Adalet Divanı’nın her üye devletin kamu hizmetinin tarafsızlığını tasarlama konusunda bir takdir yetkisine sahip olduğunu vurguladığına değinen Yeneroğlu, "Tamamen tarafsız bir idari ortam oluşturmak adına kamu idaresi, işyerinde felsefi veya dini inançları açığa vuran herhangi bir işaretin görünür şekilde takılmasını yasaklayabileceği gibi bu işaretlere izin veren bir politikayı da tercih edebilir.
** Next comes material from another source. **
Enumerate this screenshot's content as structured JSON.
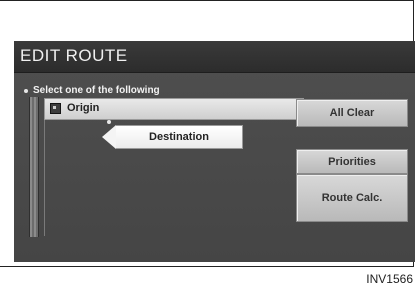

Adalet Divanı’na göre böyle bir kural, idarenin tüm personeline genel ve ayrım gözetmeksizin uygulandığında ve katı bir biçimde gerekli olanla sınırlı tutulduğunda ayrımcı olmayacaktır.” ifadesini kullandı.
"Çoğulcu demokraside “başörtülü veya başörtüsüz olma” bir norm olamaz" diyen Yeneroğlu şunları söyledi:
“Ancak davaya konu olan olayda, başörtülü çalışanlara karşı inanca dayalı doğrudan ayrımcılığın yapıldığı gayet açıktır. Çünkü sadece kıyafetinden dolayı bir insanın taraf veya tarafsız olarak değerlendirilmesi, örneğin başörtüsü olayında başörtülü veya başörtüsüz halin tek başına bir norm olarak esas alınması, başlı başına tarafsızlık ilkesine aykırıdır ve ciddi ayrımcılıklara yol açar. Nasıl İran’ın başörtülü olmayı bir norm olarak kabul edip tüm kadınlara dayatması insan haklarının özüne dokunup ihlal ediyorsa, başörtüsüz olmanın da norm kabul edilip herkese dayatılması aynı şekilde insan hakları ihlalidir.”